You may obtain a copy of this notice at our website: www.cmhhospital.org.
To obtain a paper copy of this notice: Privacy Officer, Community
Memorial Hospital, 147 N. Brent Street, Ventura, CA 93003.
CHANGES TO THIS NOTICE
We reserve the right to change this notice. We reserve the right
to make the revised or changed notice effective for medical information
we already have about you as well as any information we receive
in the future. We will post a copy of the current notice in the
hospital. The notice will contain on the first page, in the top
right-hand corner, the effective date. In addition, each time you
register at or are admitted to the hospital for treatment or health
care services as an inpatient or outpatient, we will offer you a
copy of the current notice in effect.
COMPLAINTS
If you believe your privacy rights have been violated, you may file
a complaint with the hospital or with the Secretary of the Department
of Health and Human Services. To file a complaint with the hospital,
contact David B. Glyer, Privacy Officer, Community Memorial Hospital,
147 N. Brent Street, Ventura, CA 93003. All complaints must be submitted
in writing.

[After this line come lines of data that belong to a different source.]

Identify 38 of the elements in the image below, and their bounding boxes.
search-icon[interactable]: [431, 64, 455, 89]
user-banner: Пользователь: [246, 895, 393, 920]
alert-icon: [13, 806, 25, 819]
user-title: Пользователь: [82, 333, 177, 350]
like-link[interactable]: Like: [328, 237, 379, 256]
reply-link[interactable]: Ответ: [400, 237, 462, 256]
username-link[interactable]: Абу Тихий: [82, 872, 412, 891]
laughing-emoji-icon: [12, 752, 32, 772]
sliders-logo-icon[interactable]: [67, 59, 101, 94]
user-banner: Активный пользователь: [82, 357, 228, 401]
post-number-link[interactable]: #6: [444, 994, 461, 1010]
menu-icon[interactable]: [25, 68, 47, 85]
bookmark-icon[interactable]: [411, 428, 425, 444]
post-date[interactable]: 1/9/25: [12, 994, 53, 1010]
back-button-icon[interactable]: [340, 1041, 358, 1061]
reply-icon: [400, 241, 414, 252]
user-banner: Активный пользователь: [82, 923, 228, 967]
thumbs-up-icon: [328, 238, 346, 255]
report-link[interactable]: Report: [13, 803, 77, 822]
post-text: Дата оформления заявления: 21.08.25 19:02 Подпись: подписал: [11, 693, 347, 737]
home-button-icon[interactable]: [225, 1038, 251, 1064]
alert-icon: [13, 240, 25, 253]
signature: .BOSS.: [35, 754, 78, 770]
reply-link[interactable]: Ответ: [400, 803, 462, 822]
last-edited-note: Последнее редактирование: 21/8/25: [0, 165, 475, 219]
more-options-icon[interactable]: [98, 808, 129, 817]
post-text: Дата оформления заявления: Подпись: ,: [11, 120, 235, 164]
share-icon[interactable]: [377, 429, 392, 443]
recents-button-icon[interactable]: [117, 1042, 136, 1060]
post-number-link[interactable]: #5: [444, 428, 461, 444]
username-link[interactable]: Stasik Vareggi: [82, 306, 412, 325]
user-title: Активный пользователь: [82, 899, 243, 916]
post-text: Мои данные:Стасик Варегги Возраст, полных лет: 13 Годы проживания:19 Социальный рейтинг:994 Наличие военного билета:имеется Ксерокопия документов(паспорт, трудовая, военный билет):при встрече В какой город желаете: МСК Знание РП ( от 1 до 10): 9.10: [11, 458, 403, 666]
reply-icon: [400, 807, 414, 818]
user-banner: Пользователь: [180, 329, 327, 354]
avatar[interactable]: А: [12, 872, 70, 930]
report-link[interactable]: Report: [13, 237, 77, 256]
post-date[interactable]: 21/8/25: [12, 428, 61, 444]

You will not be penalized for filing a complaint.
OTHER USES OF MEDICAL INFORMATION.
Other uses and disclosures of medical information not covered by
this notice or the laws that apply to us will be made only with
your written permission. If you provide us permission to use or
disclose medical information about you, you may revoke that permission,
in writing, at any time. If you revoke your permission, this will
stop any further use or disclosure of your medical information for
the purposes covered by your written authorization, except if we
have already acted in reliance on your permission. You understand
that we are unable to take back any disclosures we have already
made with your permission, and that we are required to retain our
records of the care that we provided to you.